What Are the Regulations for Fire Doors

Date:Apr 10, 2019

Fire ratings measure the amount of time that a door is able to contain the spread of fire, as tested according to NFPA guidelines. This means a door with a two-hour rating, for example, can be expected to resist combustion for two hours in the event of a fire. Also, a fire door will typically have three-quarters of the rating of the surrounding wall. For instance, a wall with a two-hour rating will usually contain doors with a 90-minute rating. Overall, a fire rating can range from 20 minutes to three hours, but keep in mind that 20-minute doors are designed to block smoke rather than flames. The rating requirements for each type of door and wall in a building are set by a fire marshal or by building codes.

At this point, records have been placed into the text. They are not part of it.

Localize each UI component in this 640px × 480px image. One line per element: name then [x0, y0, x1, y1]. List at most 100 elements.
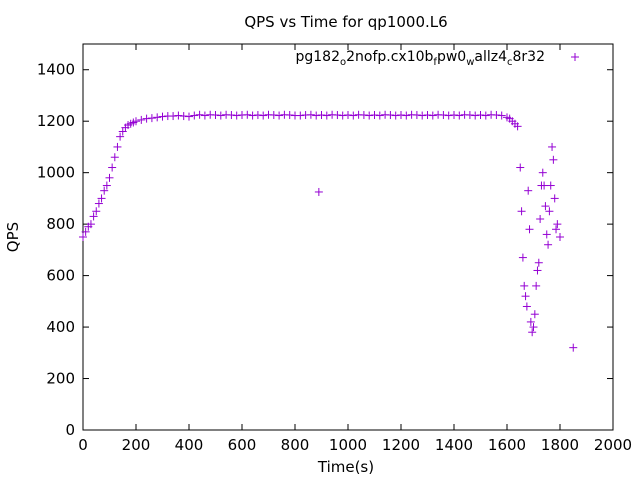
legend-marker: [571, 53, 579, 61]
data-point: [269, 111, 278, 120]
data-point: [86, 220, 95, 229]
y-tick-label: 0: [65, 421, 75, 439]
data-point: [132, 117, 140, 126]
data-point: [550, 194, 559, 203]
x-tick-label: 400: [175, 436, 204, 454]
data-point: [79, 233, 87, 241]
data-point: [397, 111, 405, 120]
data-point: [248, 111, 257, 120]
data-point: [545, 207, 554, 216]
data-point: [497, 111, 506, 120]
data-point: [528, 328, 537, 337]
data-point: [556, 233, 564, 241]
y-tick-label: 400: [46, 318, 75, 336]
data-point: [113, 142, 122, 151]
data-point: [110, 153, 119, 162]
x-tick-label: 1400: [435, 436, 473, 454]
data-point: [153, 113, 162, 122]
data-point: [521, 292, 530, 301]
data-point: [137, 115, 146, 124]
data-point: [108, 163, 117, 172]
data-point: [365, 111, 374, 120]
data-point: [333, 111, 342, 120]
data-point: [476, 111, 485, 120]
data-point: [552, 225, 561, 234]
data-point: [450, 111, 458, 120]
data-point: [306, 110, 315, 119]
data-point: [549, 155, 558, 164]
data-point: [465, 111, 474, 120]
data-point: [517, 207, 526, 216]
data-point: [526, 317, 535, 326]
x-tick-label: 0: [78, 436, 88, 454]
data-point: [541, 202, 550, 211]
data-point: [444, 111, 453, 120]
data-point: [402, 111, 411, 120]
data-point: [92, 207, 101, 216]
data-point: [359, 111, 368, 120]
data-point: [530, 310, 539, 319]
data-point: [322, 111, 331, 120]
data-point: [142, 114, 151, 123]
data-point: [81, 227, 90, 236]
x-tick-label: 1200: [382, 436, 420, 454]
x-tick-label: 1000: [329, 436, 367, 454]
data-point: [97, 194, 106, 203]
legend-point: [571, 53, 579, 61]
data-point: [418, 111, 427, 120]
data-point: [275, 111, 284, 120]
y-tick-label: 1400: [37, 61, 75, 79]
data-point: [94, 199, 103, 208]
data-point: [439, 111, 448, 120]
data-point: [169, 112, 178, 121]
chart-title: QPS vs Time for qp1000.L6: [244, 13, 447, 31]
data-point: [285, 111, 294, 120]
data-point: [569, 343, 578, 352]
data-point: [116, 132, 125, 141]
y-tick-label: 800: [46, 215, 75, 233]
data-point: [513, 122, 522, 131]
data-point: [232, 111, 241, 120]
data-point: [544, 240, 553, 249]
data-point: [344, 111, 352, 120]
data-point: [525, 225, 534, 234]
x-tick-label: 1600: [488, 436, 526, 454]
data-point: [471, 111, 480, 120]
data-point: [534, 258, 543, 267]
x-axis-ticks: 0 200 400 600 800 1000 1200 1400 1600 1800 2000: [78, 44, 632, 454]
data-point: [200, 111, 209, 120]
data-point: [386, 111, 395, 120]
y-axis-label: QPS: [4, 222, 22, 252]
data-point: [412, 111, 421, 120]
data-point: [102, 181, 111, 190]
y-tick-label: 1200: [37, 112, 75, 130]
legend-label: pg182o2nofp.cx10bfpw0wallz4c8r32: [296, 49, 546, 68]
data-point: [147, 114, 156, 123]
data-point: [538, 168, 547, 177]
data-point: [243, 110, 252, 119]
data-point: [520, 281, 529, 290]
data-point: [481, 111, 490, 120]
data-points: [79, 110, 578, 352]
y-tick-label: 600: [46, 267, 75, 285]
data-point: [428, 111, 437, 120]
data-point: [314, 187, 323, 196]
data-point: [259, 111, 268, 120]
data-point: [533, 266, 542, 275]
data-point: [375, 111, 384, 120]
data-point: [100, 186, 109, 195]
data-point: [518, 253, 527, 262]
data-point: [349, 111, 358, 120]
data-point: [179, 112, 188, 121]
legend: pg182o2nofp.cx10bfpw0wallz4c8r32: [296, 49, 579, 68]
data-point: [338, 111, 347, 120]
data-point: [227, 111, 236, 120]
x-tick-label: 1800: [541, 436, 579, 454]
data-point: [195, 110, 204, 119]
data-point: [253, 111, 262, 120]
data-point: [370, 111, 379, 120]
x-tick-label: 200: [122, 436, 151, 454]
data-point: [542, 230, 551, 239]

Door and Frame Requirements Wooden fire doors must have solid wood or mineral cores, while steel doors typically have honeycombed or insulated cores. The door should be prepped at the factory so there is no more than three-quarters of an inch of clearance between the bottom of the door and the finished floor. Also, no holes larger than 1 inch in diameter may be drilled without voiding the fire rating. Pairs of doors must be equipped with an astragal, or overlapping seam or molding. Additionally, frames must be made from at least 16-gauge steel and should be prepped at the factory to receive hardware.